Step 2: Adding the Vegetables

  • Next, toss in the butternut squash cubes and sliced carrots, stirring to mix everything. Cook for another 5-10 minutes, allowing the vegetables to start softening. This step helps to develop layers of flavor.

Step 3: Pouring in the Liquid

  • Once your vegetables are sautéed, it’s time to add the vegetable stock and apple cider. Pour them into the pot, stirring gently. The cider adds sweetness and an incredible depth to the overall flavor.

Step 4: Season to Perfection

  • Now, sprinkle in the brown sugar, ground coriander, ground cinnamon, cayenne pepper, salt, and black pepper. Adjust the quantities based on your taste preference. Remember, cooking is about personal flavor!

Step 5: Simmering the Soup

  • Bring the mixture to a boil. Once it’s bubbling, lower the heat and let it simmer uncovered for about 20-25 minutes. By this point, the butternut squash and carrots should be tender and easy to mash.

Step 6: Blending the Soup

  • After the vegetables have softened, use an immersion blender or regular blender to blend everything until it reaches a smooth consistency. If using a regular blender, remember to allow steam to escape to avoid splatters.
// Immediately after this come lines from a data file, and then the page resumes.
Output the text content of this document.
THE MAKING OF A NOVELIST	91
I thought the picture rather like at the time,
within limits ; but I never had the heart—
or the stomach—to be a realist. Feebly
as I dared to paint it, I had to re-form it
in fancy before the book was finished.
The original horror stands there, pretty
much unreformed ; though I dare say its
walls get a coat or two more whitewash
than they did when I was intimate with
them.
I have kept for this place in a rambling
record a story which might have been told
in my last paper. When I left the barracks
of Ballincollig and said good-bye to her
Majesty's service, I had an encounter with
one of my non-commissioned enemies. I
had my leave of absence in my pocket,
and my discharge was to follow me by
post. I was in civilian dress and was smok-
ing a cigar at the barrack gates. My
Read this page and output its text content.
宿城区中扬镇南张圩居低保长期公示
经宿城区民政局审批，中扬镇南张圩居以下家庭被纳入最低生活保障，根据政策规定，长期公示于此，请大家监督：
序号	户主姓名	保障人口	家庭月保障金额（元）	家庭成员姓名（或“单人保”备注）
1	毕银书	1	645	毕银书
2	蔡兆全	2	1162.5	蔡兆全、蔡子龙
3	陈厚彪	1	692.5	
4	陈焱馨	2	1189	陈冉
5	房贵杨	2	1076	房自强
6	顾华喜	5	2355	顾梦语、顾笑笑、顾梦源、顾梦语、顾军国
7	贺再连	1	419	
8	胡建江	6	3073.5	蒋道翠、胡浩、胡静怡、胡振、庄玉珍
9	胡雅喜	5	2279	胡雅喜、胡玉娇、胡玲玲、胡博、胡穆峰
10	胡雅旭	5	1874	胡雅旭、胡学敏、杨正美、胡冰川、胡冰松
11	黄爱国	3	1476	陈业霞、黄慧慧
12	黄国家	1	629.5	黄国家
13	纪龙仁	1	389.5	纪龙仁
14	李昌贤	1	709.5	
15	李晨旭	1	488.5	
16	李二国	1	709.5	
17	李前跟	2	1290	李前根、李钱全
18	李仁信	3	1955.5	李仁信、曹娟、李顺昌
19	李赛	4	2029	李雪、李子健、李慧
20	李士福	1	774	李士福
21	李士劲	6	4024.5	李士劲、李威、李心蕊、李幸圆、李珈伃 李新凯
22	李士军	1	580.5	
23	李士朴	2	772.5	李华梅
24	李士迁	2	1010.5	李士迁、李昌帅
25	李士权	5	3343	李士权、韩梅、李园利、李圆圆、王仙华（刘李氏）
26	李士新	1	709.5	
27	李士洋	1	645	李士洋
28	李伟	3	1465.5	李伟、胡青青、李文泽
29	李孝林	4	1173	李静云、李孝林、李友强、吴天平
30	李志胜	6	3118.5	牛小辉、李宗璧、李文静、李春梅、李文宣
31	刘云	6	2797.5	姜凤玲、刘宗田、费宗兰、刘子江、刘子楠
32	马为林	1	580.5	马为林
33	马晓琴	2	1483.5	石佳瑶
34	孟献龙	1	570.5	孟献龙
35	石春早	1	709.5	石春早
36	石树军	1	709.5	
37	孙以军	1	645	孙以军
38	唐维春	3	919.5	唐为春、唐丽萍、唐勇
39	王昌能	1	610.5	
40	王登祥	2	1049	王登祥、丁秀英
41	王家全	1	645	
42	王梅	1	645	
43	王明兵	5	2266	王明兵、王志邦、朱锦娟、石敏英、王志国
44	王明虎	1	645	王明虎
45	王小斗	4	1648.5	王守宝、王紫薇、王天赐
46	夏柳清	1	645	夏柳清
If you like some texture, feel free to leave small chunks in the mix.

Step 7: Final Touches

  • Once blended, return the soup to the pot. Stir in the grated Pecorino Romano cheese until it melts into the soup, enhancing the creaminess. Adjust seasoning if necessary, and then let it warm up just enough before serving.

Notes

Here are some tips to make your butternut squash soup exceptional:
  • Roast the Vegetables: For a deeper flavor, roast the butternut squash and carrots before adding them to the pot. This can introduce caramelized notes that enhance the soup.
  • Choose Fresh Ingredients: Fresh vegetables give the best flavor. If possible, use organic squash and carrots to ensure quality.
  • Adjust the Thickness: If you prefer a thinner soup, add more vegetable stock or water. For a thicker version, reduce the liquid.
  • Experiment with Spices: Don’t be afraid to try different spices. Nutmeg or ginger can also add a delightful twist.
  • Presentation Matters: A drizzle of cream or a sprinkle of herbs can make a homemade dish look professional.